La France est bien loin du Brésil où je vis, mais notre combat est le même dans ce monde globalisé, quoique encore plus brutal dans ce pays où la police tue autour de 1500 personnes par an, dont beaucoup d´innocents. Ces victimes sont en grande majorité des jeunes noirs, les principaux « suspects » désignés par un racisme enraciné dans la mentalité de la classe dirigeante depuis la colonisation et par 300 ans d'esclavage.
Une nouvelle loi du gouvernement au pouvoir depuis janvier en est l'exemple : le ministre de la justice veut exempter de culpabilité les policiers qui tuent « sous le coup de l´émotion ». Ils n´auront pas besoin de se justifier. L'année dernière, la police a tué un bébé près de naitre dans le ventre de sa mère. Celle-ci a survécu par miracle. Cette photo représente le père portant le cercueil de son enfant lors de l'enterrement.
Début mai, le gouverneur de l'État de Rio a pu se prendre pour Rambo et s'adonner à un nouveau sport policier : mitrailler les favelas à l´aveuglette depuis un hélicoptère.

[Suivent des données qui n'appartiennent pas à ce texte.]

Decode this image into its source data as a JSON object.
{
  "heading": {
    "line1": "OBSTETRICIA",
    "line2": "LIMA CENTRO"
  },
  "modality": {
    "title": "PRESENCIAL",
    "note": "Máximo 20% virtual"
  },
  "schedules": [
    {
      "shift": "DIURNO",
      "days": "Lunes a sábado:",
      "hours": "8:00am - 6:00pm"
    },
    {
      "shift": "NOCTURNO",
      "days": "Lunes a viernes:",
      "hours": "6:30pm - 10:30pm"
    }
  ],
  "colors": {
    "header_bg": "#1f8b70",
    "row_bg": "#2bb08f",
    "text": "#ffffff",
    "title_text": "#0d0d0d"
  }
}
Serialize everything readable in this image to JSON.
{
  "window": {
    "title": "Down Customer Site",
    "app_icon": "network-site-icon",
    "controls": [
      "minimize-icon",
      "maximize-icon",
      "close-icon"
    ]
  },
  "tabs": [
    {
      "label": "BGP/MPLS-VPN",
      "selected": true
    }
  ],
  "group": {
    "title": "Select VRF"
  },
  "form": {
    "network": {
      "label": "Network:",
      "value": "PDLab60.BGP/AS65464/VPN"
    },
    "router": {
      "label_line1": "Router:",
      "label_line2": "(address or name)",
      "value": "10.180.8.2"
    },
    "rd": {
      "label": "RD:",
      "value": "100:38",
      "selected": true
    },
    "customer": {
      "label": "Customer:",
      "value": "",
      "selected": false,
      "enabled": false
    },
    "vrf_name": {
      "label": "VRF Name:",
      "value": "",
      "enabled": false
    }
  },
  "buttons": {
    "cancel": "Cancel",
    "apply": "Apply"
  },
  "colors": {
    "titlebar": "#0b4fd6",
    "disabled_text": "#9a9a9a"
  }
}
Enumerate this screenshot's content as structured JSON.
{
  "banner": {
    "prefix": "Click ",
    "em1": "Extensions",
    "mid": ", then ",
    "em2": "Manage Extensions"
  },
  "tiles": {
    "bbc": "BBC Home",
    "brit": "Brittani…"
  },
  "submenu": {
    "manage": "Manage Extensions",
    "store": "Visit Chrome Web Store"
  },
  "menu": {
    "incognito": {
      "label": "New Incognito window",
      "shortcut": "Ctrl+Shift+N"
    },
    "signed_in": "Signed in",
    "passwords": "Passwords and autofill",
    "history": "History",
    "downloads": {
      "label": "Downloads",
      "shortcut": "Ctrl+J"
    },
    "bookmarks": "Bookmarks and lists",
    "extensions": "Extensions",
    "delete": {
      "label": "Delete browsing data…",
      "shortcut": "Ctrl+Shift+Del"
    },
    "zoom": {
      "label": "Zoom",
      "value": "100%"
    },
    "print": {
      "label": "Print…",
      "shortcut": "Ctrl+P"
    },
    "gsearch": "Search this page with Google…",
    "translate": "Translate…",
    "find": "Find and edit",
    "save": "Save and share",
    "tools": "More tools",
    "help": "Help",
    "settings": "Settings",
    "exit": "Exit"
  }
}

C'est ainsi que l´appareil à bord duquel il était en compagnie de policiers a « arrosé » un lieu de prière d´une religion évangélique. On lui avait dit qu´il s'agissait d'un repaire de trafiquants, mais comme la police ne possède pratiquement pas de services de renseignements, cela n´avait pas été vérifié. La rumeur suffisait. Par bonheur, il n'y avait personne au moment de l'attaque.
Mais les habitants d´une très grande favela de Rio (Maré) n´ont pas eu la même chance : 11 personnes, innocentes ou non, ont été tuées de la même manière. La peine de mort a été abolie au Brésil depuis 1988, mais elle est en vigueur plus que jamais. Comme dit un adage populaire: la police tue d´abord et pose des questions après.
Les violences policières qui ont frappé la France lors de manifestations de Gilets Jaunes sont de même nature, quoique bien moins brutales, pour le moment.
Le gouvernement de Bolsonaro veut supprimer les sciences humaines et sociales de l'enseignement secondaire ainsi que des universités publiques. Il faut reconnaitre, dit-il, qu´elles sont inutiles : l´université doit former la main d´œuvre nécessaire au marché du travail. Comme l´a dit un des leaders de l´opposition, Guilherme Boulos, l´éducation consisterait, selon le gouvernement, à développer des rouages efficaces pour les entreprises, un point c´est tout.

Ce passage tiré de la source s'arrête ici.